Enable SSO for your Attendees

Manage the attendee SSO profiles for your workspaces from Pigeonhole Live events using SSO configuration. 

Step 1: Click on your Organisation selection list from the top-left corner of the interface and select your Workspace name from your Organisation selection list.

Step 2: Click on your Workspace selection list from the top-left corner of the interface and select the Workspace Settings of your selected workspace.

Step 3: Select the Pigeonhole policies option to configure Attendee SSO profile availability.

Step 4: Check the Availability option corresponding to the Attendee SSO profile you added.

Note: Selecting "Default" for the Attendee SSO profile will let you set that attendee profile as the default for every newly created pigeonhole (event).

Step 5: Click on the Save button to save the changes. 

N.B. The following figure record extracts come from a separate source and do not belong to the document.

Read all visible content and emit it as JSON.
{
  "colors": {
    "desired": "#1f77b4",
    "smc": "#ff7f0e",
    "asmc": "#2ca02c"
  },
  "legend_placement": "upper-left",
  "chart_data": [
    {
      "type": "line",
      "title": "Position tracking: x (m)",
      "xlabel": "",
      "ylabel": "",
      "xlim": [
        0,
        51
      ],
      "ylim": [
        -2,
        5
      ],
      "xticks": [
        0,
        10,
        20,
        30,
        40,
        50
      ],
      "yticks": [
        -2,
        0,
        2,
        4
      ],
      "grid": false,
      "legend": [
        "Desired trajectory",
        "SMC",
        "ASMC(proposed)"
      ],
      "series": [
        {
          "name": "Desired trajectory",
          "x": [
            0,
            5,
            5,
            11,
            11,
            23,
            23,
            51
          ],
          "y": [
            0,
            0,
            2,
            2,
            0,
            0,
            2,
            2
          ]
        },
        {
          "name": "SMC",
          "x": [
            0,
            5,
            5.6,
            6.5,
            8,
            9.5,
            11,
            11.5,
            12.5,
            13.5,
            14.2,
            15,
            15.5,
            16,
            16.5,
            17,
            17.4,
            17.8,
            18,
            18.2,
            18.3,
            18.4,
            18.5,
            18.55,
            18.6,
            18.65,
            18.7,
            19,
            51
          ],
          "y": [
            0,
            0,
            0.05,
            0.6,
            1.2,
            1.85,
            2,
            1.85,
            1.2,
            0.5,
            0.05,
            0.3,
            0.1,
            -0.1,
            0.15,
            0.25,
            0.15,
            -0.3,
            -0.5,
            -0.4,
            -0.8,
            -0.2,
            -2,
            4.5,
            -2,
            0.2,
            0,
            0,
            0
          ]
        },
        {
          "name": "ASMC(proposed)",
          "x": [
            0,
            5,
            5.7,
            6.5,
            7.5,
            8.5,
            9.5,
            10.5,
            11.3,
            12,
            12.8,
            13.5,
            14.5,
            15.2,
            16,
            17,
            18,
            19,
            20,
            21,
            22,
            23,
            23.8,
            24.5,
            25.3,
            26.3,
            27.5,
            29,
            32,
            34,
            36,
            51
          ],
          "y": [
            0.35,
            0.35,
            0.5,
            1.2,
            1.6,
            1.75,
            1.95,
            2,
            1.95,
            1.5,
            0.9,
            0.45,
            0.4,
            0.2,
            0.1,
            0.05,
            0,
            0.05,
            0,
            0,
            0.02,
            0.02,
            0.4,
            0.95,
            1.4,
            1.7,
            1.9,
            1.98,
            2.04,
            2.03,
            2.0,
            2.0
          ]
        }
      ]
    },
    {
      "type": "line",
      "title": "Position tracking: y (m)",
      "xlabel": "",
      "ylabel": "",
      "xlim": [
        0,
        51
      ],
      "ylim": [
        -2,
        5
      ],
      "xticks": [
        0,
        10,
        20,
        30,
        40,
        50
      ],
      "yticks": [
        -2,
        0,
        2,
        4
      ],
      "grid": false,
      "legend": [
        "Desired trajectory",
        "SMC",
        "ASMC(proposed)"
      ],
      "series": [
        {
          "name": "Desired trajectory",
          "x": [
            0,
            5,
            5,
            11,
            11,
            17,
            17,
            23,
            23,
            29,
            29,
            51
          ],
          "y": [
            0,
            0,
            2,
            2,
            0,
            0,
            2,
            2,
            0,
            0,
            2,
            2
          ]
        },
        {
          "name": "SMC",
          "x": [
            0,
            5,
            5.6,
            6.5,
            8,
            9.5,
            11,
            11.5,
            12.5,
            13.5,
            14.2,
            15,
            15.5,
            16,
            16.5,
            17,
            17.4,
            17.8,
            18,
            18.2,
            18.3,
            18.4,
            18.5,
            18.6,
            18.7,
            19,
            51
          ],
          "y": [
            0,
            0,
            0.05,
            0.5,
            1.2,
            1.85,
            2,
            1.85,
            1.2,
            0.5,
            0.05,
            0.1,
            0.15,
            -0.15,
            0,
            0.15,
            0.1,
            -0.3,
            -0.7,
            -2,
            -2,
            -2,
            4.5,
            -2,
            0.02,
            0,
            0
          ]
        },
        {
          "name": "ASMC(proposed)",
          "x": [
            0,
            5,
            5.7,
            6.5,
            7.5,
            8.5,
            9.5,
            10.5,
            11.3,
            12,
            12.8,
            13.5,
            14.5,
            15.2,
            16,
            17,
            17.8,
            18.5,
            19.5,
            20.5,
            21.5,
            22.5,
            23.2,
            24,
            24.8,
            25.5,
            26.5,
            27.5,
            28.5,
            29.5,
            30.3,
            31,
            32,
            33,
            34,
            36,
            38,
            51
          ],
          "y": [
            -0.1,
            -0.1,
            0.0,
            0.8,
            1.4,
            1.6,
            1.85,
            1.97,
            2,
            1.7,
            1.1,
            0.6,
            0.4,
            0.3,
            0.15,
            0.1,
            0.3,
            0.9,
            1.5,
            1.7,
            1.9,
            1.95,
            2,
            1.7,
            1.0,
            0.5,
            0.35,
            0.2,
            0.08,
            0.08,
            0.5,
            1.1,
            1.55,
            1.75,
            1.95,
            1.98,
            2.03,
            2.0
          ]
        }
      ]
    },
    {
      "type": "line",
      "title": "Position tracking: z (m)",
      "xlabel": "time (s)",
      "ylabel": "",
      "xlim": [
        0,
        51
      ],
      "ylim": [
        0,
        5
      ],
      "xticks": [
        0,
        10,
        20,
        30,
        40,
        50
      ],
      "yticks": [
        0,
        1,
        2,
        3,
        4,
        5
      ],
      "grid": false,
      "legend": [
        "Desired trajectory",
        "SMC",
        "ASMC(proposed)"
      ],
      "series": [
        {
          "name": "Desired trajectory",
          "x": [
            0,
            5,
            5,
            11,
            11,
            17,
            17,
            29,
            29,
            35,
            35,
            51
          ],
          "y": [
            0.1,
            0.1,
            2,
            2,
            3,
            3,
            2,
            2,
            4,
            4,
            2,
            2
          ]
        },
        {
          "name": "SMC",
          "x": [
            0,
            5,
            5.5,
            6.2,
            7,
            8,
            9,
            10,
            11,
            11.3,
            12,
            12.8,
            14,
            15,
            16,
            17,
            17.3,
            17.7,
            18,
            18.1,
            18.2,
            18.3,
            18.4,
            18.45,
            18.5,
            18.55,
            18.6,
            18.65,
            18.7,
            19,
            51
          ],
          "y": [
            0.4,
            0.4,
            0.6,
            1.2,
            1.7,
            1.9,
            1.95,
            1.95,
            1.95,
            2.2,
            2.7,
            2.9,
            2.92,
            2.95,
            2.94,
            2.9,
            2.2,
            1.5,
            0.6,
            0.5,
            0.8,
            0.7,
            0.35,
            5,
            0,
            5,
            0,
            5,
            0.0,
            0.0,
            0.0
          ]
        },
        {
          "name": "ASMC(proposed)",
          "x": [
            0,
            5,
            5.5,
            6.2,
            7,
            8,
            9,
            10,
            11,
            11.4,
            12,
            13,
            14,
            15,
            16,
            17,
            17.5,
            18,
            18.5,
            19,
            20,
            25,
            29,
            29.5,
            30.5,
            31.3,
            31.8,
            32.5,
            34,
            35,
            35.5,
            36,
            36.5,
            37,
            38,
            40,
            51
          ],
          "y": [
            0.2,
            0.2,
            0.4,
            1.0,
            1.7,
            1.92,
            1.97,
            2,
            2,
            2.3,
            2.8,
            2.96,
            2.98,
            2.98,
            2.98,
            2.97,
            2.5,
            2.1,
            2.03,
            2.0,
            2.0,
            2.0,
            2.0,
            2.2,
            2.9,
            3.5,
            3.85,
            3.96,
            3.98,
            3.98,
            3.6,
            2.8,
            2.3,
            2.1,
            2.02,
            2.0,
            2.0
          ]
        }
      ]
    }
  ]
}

Step 6: Select the Pigeonholes tab from the top navigation bar and this will take you to the Pigeonhole page where you need to set up an Event which will apply the saved SSO configuration for the attendee. 

For Setting up the Pigeonhole Live event, refer to this documentation on- Setting up and Editing your Event Info

Step 7: Click on the Attendees tab from the top menu bar.

Step 8: Navigate to the “Registrant Profiles” section, uncheck the Enable registrant profile for this event option and click on the Save button.

Step 9: Click on the Security tab from the menu bar.

Step 10: Select the Attendee SSO profile which you added for your workspace from organisation settings and click on the Save button.

This will complete the configuration for the Organisation Attendee SSO setup. Now you can Run link (Audience Web App) which will redirect you to access Azure Active Directory Attendee SSO. This is what your attendees entering this Pigeonhole will see when accessing the Pigeonhole link.